The first time I visited, the water was so high in October that it hit me mid-chest. Because I don’t relish swimming in snowmelt and I love a challenge, I decided to see if I could climb the entire route without touching the water. To this day, I have no idea how I managed to grip those wet, slippery, craggy canyon walls without falling, but I succeeded. To be honest, I’m still impressed with myself (and rather despondent that I no longer possess that kind of upper body strength).
I’ve also done Oneonta when it’s just ankle-deep, but regardless of water levels, you can always count on its sheer basalt walls to be teeming with ferns, mosses, lichens and other primordial plants. It’s otherworldly in there, and I find it oddly soothing, even with summer crowds.
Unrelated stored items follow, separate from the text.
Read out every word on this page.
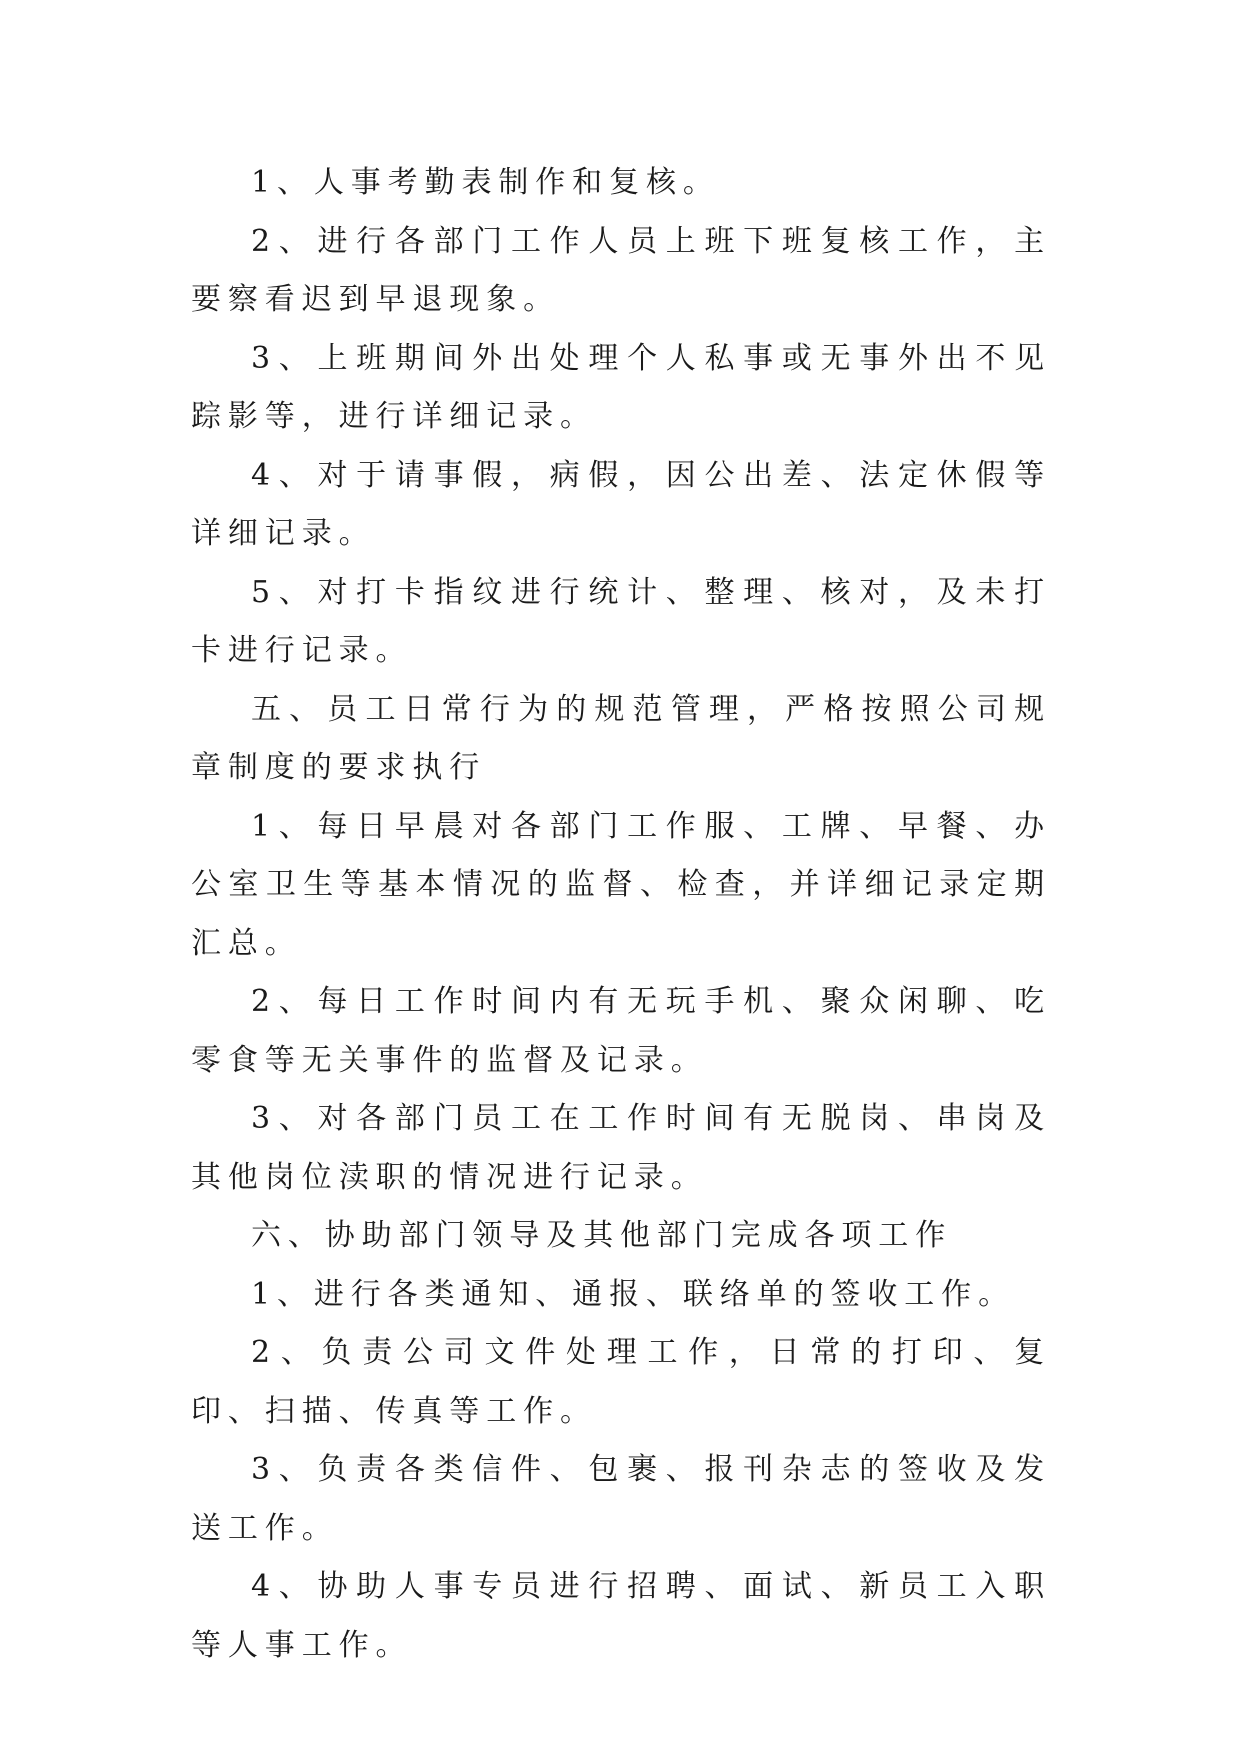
1、人事考勤表制作和复核。

2、进行各部门工作人员上班下班复核工作，主要察看迟到早退现象。

3、上班期间外出处理个人私事或无事外出不见踪影等，进行详细记录。

4、对于请事假，病假，因公出差、法定休假等详细记录。

5、对打卡指纹进行统计、整理、核对，及未打卡进行记录。

五、员工日常行为的规范管理，严格按照公司规章制度的要求执行

1、每日早晨对各部门工作服、工牌、早餐、办公室卫生等基本情况的监督、检查，并详细记录定期汇总。

2、每日工作时间内有无玩手机、聚众闲聊、吃零食等无关事件的监督及记录。

3、对各部门员工在工作时间有无脱岗、串岗及其他岗位渎职的情况进行记录。

六、协助部门领导及其他部门完成各项工作

1、进行各类通知、通报、联络单的签收工作。

2、负责公司文件处理工作，日常的打印、复印、扫描、传真等工作。

3、负责各类信件、包裹、报刊杂志的签收及发送工作。

4、协助人事专员进行招聘、面试、新员工入职等人事工作。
You could go early in the morning to avoid them, but it’s better to wait until for heat of the day, when the cool, misty air of the gorge provides a respite, and the sun’s rays send shafts of light down into its green depths.
For the most diverse hiking experience, I suggest combining Oneonta in combination with the connecting 2.6-miles Horsetail Falls Loop. This extension will take you up into the forest, and provide views of the Columbia River from the Oneonta Bluffs. For the truly lazy, the 176-foot falls are visible from the roadside.
Take I-84 East to the Ainsworth Park Exit 35, and make a right (west) on the Historic Columbia River Highway for 1.5 miles, until you reach the Horsetail Falls Trailhead parking lot. Cross the road, head west a few hundred yards through Oneonta Tunnel and you’ll see the “trailhead,” alongside a bridge with a set of decrepit concrete steps. Get ready to wade or scramble.
Tip: Ainsworth State Park is a lovely campground, and open March through October, first-come, first-served.